Rick Houser

When the temperatures can sky into the 90s and the cool sunrises can feel so great to be greeted by. we all know it is time for more summer events. One such event that was annual for ages but these days is dwindling in interest more with the younger and busier generation (their words not mine.) is the annual family reunions…

Rick Houser

A reunion is a gathering of a group who have been separated so says Webster’s Dictionary. Growing up I can recall at least four such gatherings over the summer. The first one was and still is the Clermont County Benton reunion. This was my mom’s side of her family and more precisely it was Grandpa Benton’s side of the family, but in Clermont it takes in both grandpa and grandma. We gather near the last Sunday of June in a local park and load the tables with fried chicken, potato salad, baked beans and assorted specialties for all of us to enjoy.

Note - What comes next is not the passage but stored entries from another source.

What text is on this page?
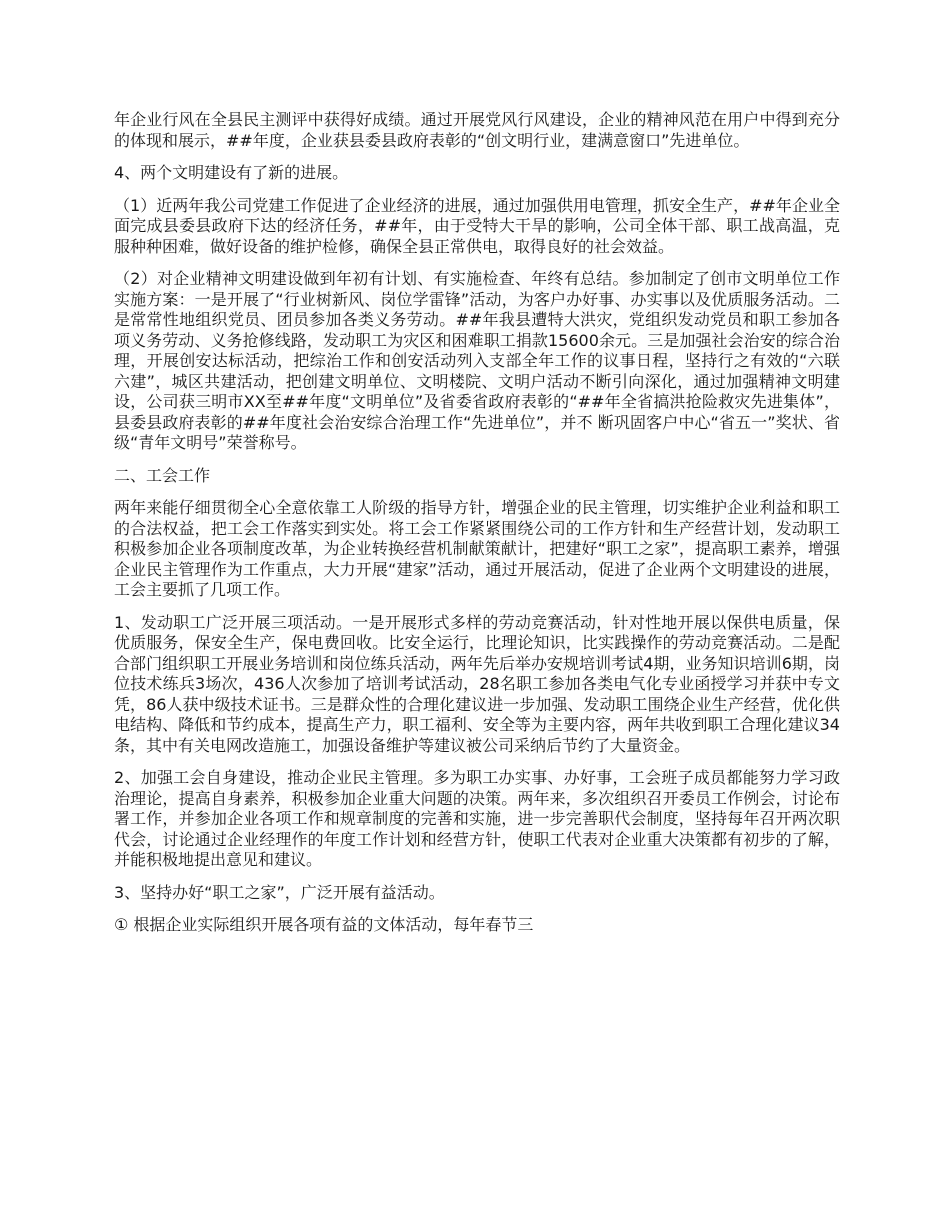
年企业行风在全县民主测评中获得好成绩。通过开展党风行风建设，企业的精神风范在用户中得到充分的体现和展示，##年度，企业获县委县政府表彰的“创文明行业，建满意窗口”先进单位。

4、两个文明建设有了新的进展。

（1）近两年我公司党建工作促进了企业经济的进展，通过加强供用电管理，抓安全生产，##年企业全面完成县委县政府下达的经济任务，##年，由于受特大干旱的影响，公司全体干部、职工战高温，克服种种困难，做好设备的维护检修，确保全县正常供电，取得良好的社会效益。

（2）对企业精神文明建设做到年初有计划、有实施检查、年终有总结。参加制定了创市文明单位工作实施方案：一是开展了“行业树新风、岗位学雷锋”活动，为客户办好事、办实事以及优质服务活动。二是常常性地组织党员、团员参加各类义务劳动。##年我县遭特大洪灾，党组织发动党员和职工参加各项义务劳动、义务抢修线路，发动职工为灾区和困难职工捐款15600余元。三是加强社会治安的综合治理，开展创安达标活动，把综治工作和创安活动列入支部全年工作的议事日程，坚持行之有效的“六联六建”，城区共建活动，把创建文明单位、文明楼院、文明户活动不断引向深化，通过加强精神文明建设，公司获三明市XX至##年度“文明单位”及省委省政府表彰的“##年全省搞洪抢险救灾先进集体”，县委县政府表彰的##年度社会治安综合治理工作“先进单位”，并不 断巩固客户中心“省五一”奖状、省级“青年文明号”荣誉称号。

二、工会工作

两年来能仔细贯彻全心全意依靠工人阶级的指导方针，增强企业的民主管理，切实维护企业利益和职工的合法权益，把工会工作落实到实处。将工会工作紧紧围绕公司的工作方针和生产经营计划，发动职工积极参加企业各项制度改革，为企业转换经营机制献策献计，把建好“职工之家”，提高职工素养，增强企业民主管理作为工作重点，大力开展“建家”活动，通过开展活动，促进了企业两个文明建设的进展，工会主要抓了几项工作。

1、发动职工广泛开展三项活动。一是开展形式多样的劳动竞赛活动，针对性地开展以保供电质量，保优质服务，保安全生产，保电费回收。比安全运行，比理论知识，比实践操作的劳动竞赛活动。二是配合部门组织职工开展业务培训和岗位练兵活动，两年先后举办安规培训考试4期，业务知识培训6期，岗位技术练兵3场次，436人次参加了培训考试活动，28名职工参加各类电气化专业函授学习并获中专文凭，86人获中级技术证书。三是群众性的合理化建议进一步加强、发动职工围绕企业生产经营，优化供电结构、降低和节约成本，提高生产力，职工福利、安全等为主要内容，两年共收到职工合理化建议34条，其中有关电网改造施工，加强设备维护等建议被公司采纳后节约了大量资金。

2、加强工会自身建设，推动企业民主管理。多为职工办实事、办好事，工会班子成员都能努力学习政治理论，提高自身素养，积极参加企业重大问题的决策。两年来，多次组织召开委员工作例会，讨论布署工作，并参加企业各项工作和规章制度的完善和实施，进一步完善职代会制度，坚持每年召开两次职代会，讨论通过企业经理作的年度工作计划和经营方针，使职工代表对企业重大决策都有初步的了解，并能积极地提出意见和建议。

3、坚持办好“职工之家”，广泛开展有益活动。

① 根据企业实际组织开展各项有益的文体活动，每年春节三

Now as the family arrives one by one they are greeted with a warm and welcome “I’m so glad to see you again!” It is a good welcome and opens the day to any and all topics to be talked about. Let me say here that at a Benton reunion conversation is most likely the main course of the event. We all like to hear how all are doing and we all like to talk about it. I know in the generation before me mom and her siblings I think did more talking and less listening but at the days end they went home happy and filled with information and reacquainting with the family that would hold them til the next year.

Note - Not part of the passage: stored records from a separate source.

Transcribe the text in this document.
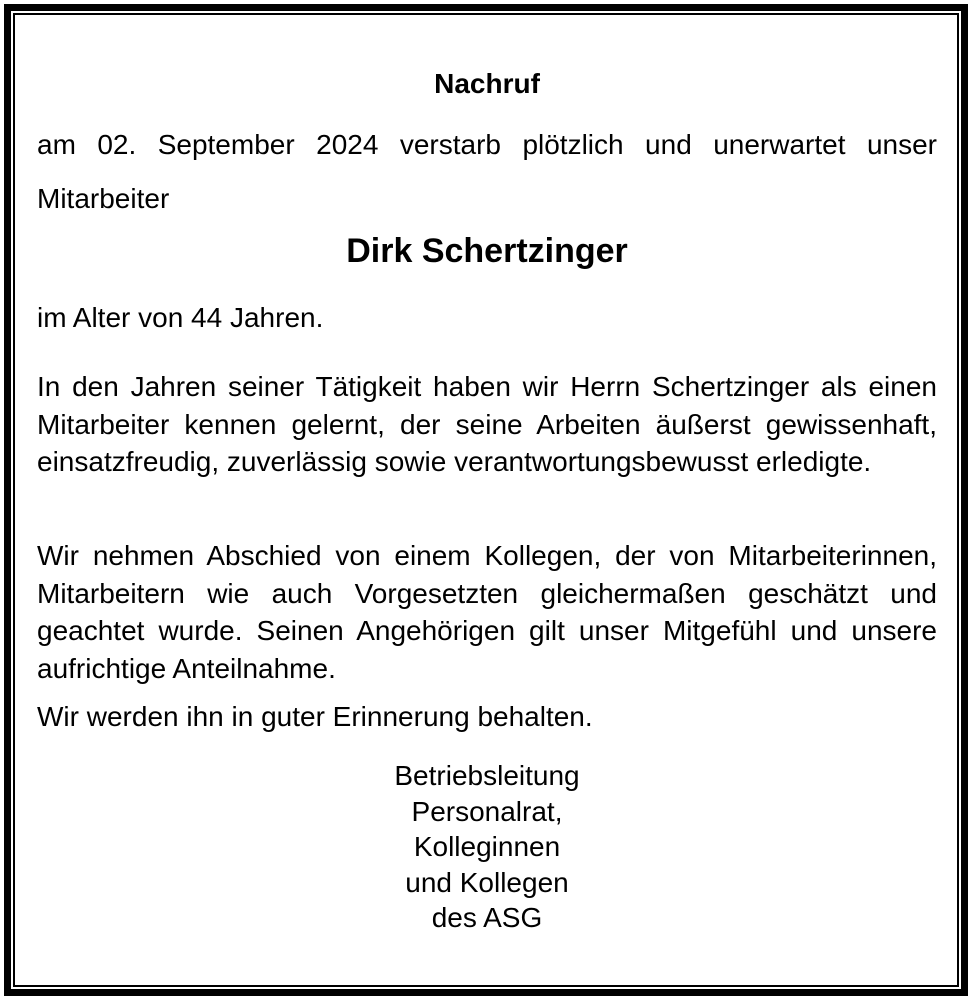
Nachruf
am 02. September 2024 verstarb plötzlich und unerwartet unser
Mitarbeiter
Dirk Schertzinger
im Alter von 44 Jahren.
In den Jahren seiner Tätigkeit haben wir Herrn Schertzinger als einen Mitarbeiter kennen gelernt, der seine Arbeiten äußerst gewissenhaft, einsatzfreudig, zuverlässig sowie verantwortungsbewusst erledigte.
Wir nehmen Abschied von einem Kollegen, der von Mitarbeiterinnen, Mitarbeitern wie auch Vorgesetzten gleichermaßen geschätzt und geachtet wurde. Seinen Angehörigen gilt unser Mitgefühl und unsere aufrichtige Anteilnahme.
Wir werden ihn in guter Erinnerung behalten.
Betriebsleitung
Personalrat,
Kolleginnen
und Kollegen
des ASG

Next was the Houser reunion. Since my grandpa and his brother Archie both were born on the 4th of July this day was when it was from my earliest memories and long after both had passed away before a reunion faded away. This was a grand day that began in the mid-morning and lasted until after some fireworks were set off along with some homemade ice cream. This was served to eat as we watched the skies light up. This gathering was I felt different as my dad’s family lived almost on all the farms near us or in Moscow or Felicity. So a high attendance just seemed to develop. Of course there was lots of fried chicken, Cole slaw, green beans, scalloped potatoes and many other delicacies presented for us to feast upon and folks we did so and never did we insult a cook. EVER! Sadly this event has moved to the past. We tried to revive it a while back and although all enjoyed it organizing it had become too much of a labor to do so it seems and I can’t really argue that point at all.

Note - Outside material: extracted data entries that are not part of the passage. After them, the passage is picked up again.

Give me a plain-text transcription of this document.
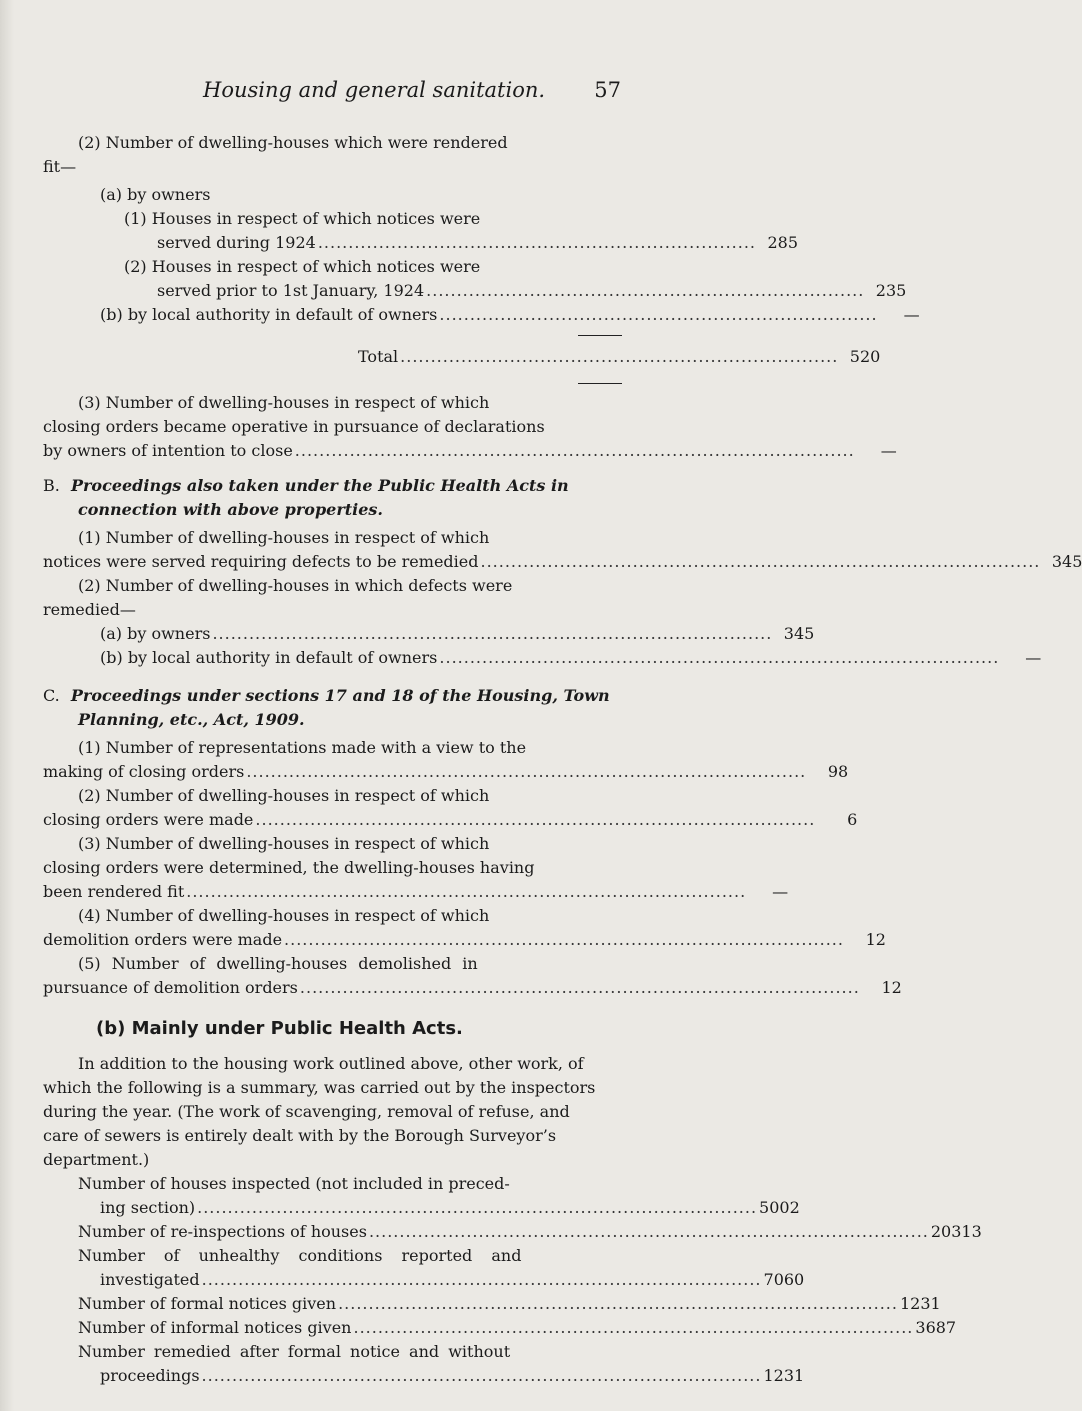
Housing and general sanitation. 57
(2) Number of dwelling-houses which were rendered
fit—
(a) by owners
(1) Houses in respect of which notices were
served during 1924 ........................................................................ 285
(2) Houses in respect of which notices were
served prior to 1st January, 1924 ........................................................................ 235
(b) by local authority in default of owners ........................................................................	—
Total ........................................................................ 520
(3) Number of dwelling-houses in respect of which
closing orders became operative in pursuance of declarations
by owners of intention to close ............................................................................................	—
B. Proceedings also taken under the Public Health Acts in
connection with above properties.
(1) Number of dwelling-houses in respect of which
notices were served requiring defects to be remedied ............................................................................................ 345
(2) Number of dwelling-houses in which defects were
remedied—
(a) by owners ............................................................................................ 345
(b) by local authority in default of owners ............................................................................................	—
C. Proceedings under sections 17 and 18 of the Housing, Town
Planning, etc., Act, 1909.
(1) Number of representations made with a view to the
making of closing orders ............................................................................................	98
(2) Number of dwelling-houses in respect of which
closing orders were made ............................................................................................	6
(3) Number of dwelling-houses in respect of which
closing orders were determined, the dwelling-houses having
been rendered fit ............................................................................................	—
(4) Number of dwelling-houses in respect of which
demolition orders were made ............................................................................................	12
(5) Number of dwelling-houses demolished in
pursuance of demolition orders ............................................................................................	12
(b) Mainly under Public Health Acts.
In addition to the housing work outlined above, other work, of
which the following is a summary, was carried out by the inspectors
during the year. (The work of scavenging, removal of refuse, and
care of sewers is entirely dealt with by the Borough Surveyor’s
department.)
Number of houses inspected (not included in preced-
ing section) ............................................................................................ 5002
Number of re-inspections of houses ............................................................................................ 20313
Number of unhealthy conditions reported and
investigated ............................................................................................ 7060
Number of formal notices given ............................................................................................ 1231
Number of informal notices given ............................................................................................ 3687
Number remedied after formal notice and without
proceedings ............................................................................................ 1231
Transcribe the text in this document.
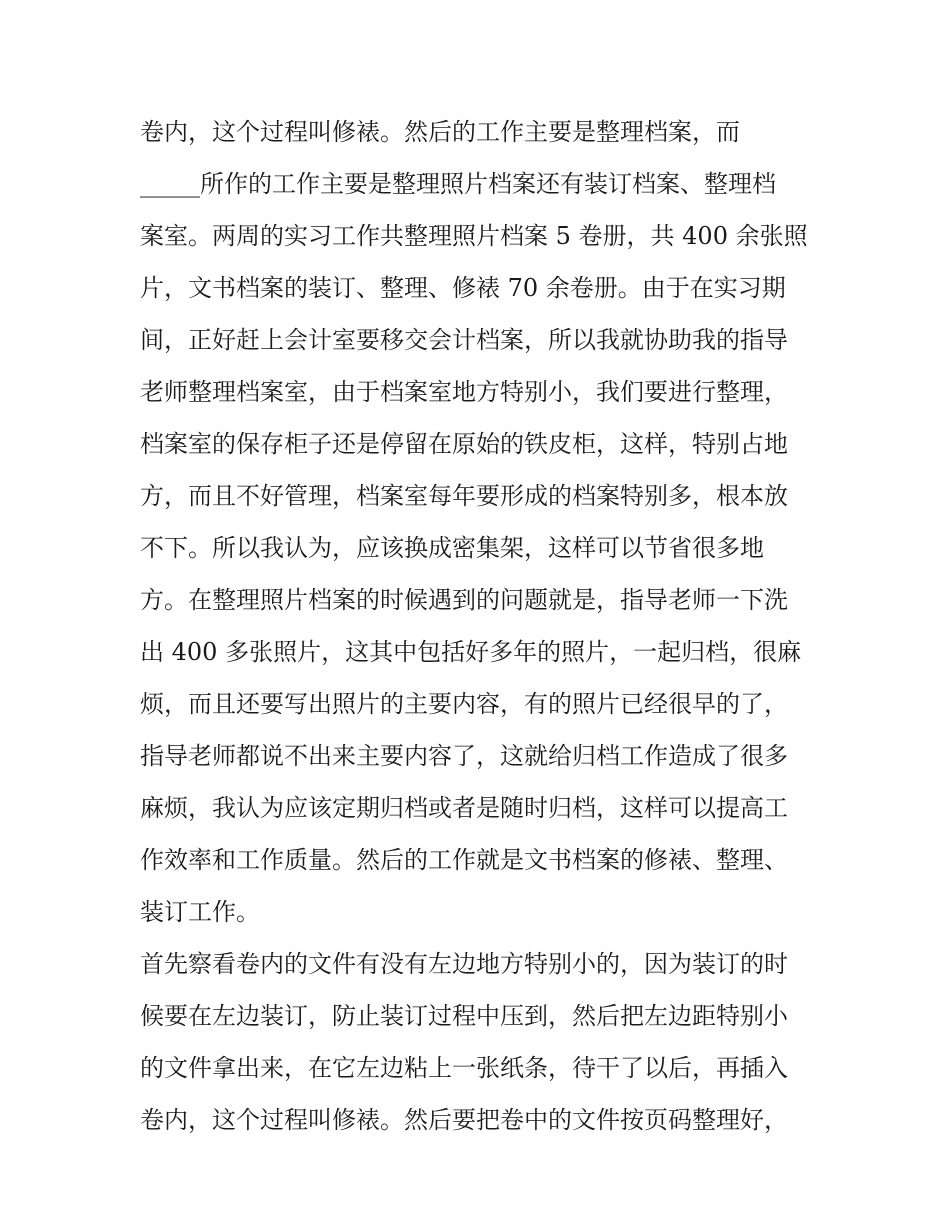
卷内，这个过程叫修裱。然后的工作主要是整理档案，而
_____所作的工作主要是整理照片档案还有装订档案、整理档
案室。两周的实习工作共整理照片档案 5 卷册，共 400 余张照
片，文书档案的装订、整理、修裱 70 余卷册。由于在实习期
间，正好赶上会计室要移交会计档案，所以我就协助我的指导
老师整理档案室，由于档案室地方特别小，我们要进行整理，
档案室的保存柜子还是停留在原始的铁皮柜，这样，特别占地
方，而且不好管理，档案室每年要形成的档案特别多，根本放
不下。所以我认为，应该换成密集架，这样可以节省很多地
方。在整理照片档案的时候遇到的问题就是，指导老师一下洗
出 400 多张照片，这其中包括好多年的照片，一起归档，很麻
烦，而且还要写出照片的主要内容，有的照片已经很早的了，
指导老师都说不出来主要内容了，这就给归档工作造成了很多
麻烦，我认为应该定期归档或者是随时归档，这样可以提高工
作效率和工作质量。然后的工作就是文书档案的修裱、整理、
装订工作。
首先察看卷内的文件有没有左边地方特别小的，因为装订的时
候要在左边装订，防止装订过程中压到，然后把左边距特别小
的文件拿出来，在它左边粘上一张纸条，待干了以后，再插入
卷内，这个过程叫修裱。然后要把卷中的文件按页码整理好，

Next was the first Sunday in August when mom, dad and family all loaded up the car way before daylight and drove through heavy fog to arrive at the park in Ripley that was across the street from the tobacco ware houses. This was the Patrick reunion and was held for my mother’s family. Alleged relatives came from all over Kentucky and Ohio creating a mass of folks like I had never seen. To accommodate this we had to get to the park early enough to claim the shelter house. This was a big open place with long large tables. I think two on each side and two sides. One side would hold the meal and the other side would hold the deserts. With the shelter house was a large stone laid grill that my dad would fire up the charcoal in and as more relatives arrived they helped in frying eggs and bacon along with homemade cinnamon rolls etc. For us kids there was what we have all agreed to that in those days was a tall long hill in the park with a pine tree the size of a red wood that we would spend the day running to and from. As we grew up the hill and tree shrank or so it seemed. The red wood turned into what might pass for an average sized pine tree on a Christmas tree lot. The day was all day long and there wasn’t a single relative that would surrender and go home early. It was a talk a thon as in my view has yet to ever be matched.

There is one last reunion that I have left for last as it was and to my knowledge is still being held for more than a century and a half. This is the Benton reunion held in Canel City Kentucky on the Caney Creek where all of our or most all of my mom’s family came from. I did attend some of them but it has been years since I have returned. It is a 2 and a half hour drive through the mountainous region of Kentucky near the West Virginia boarder. To go there a person has to really want to go there. My mom and her sisters and parents really wanted to go there and they did.

This reunion begins in the later part of the week and continues through Sunday. The family which is probably safe to say is our family or married into the Benton’s takes over the church and the event is carried out from there. Before the gathering moves forward there is a service to open the event and it begins with an old church hymn. The title tells all that I have been talking about. “Precious Memories” The chorus goes like this. Precious memories how they linger.

How they ever flood my soul.

In the stillness of the midnight

Precious sacred scenes unfold.

Since I first heard that song and its words the thoughts and what I take away from these events are in my mind forever I guess. Here is a fact about my moms’ family. The Benton’s were born with big and healthy tear ducts and even more when you are happy big ole tears can give you away as they roll down your cheeks. I used to worry about that but as the years are passing along a wet cheek isn’t so bad. All the families I have known and am learning are those precious memories. Enjoy any and all reunions you go to this summer.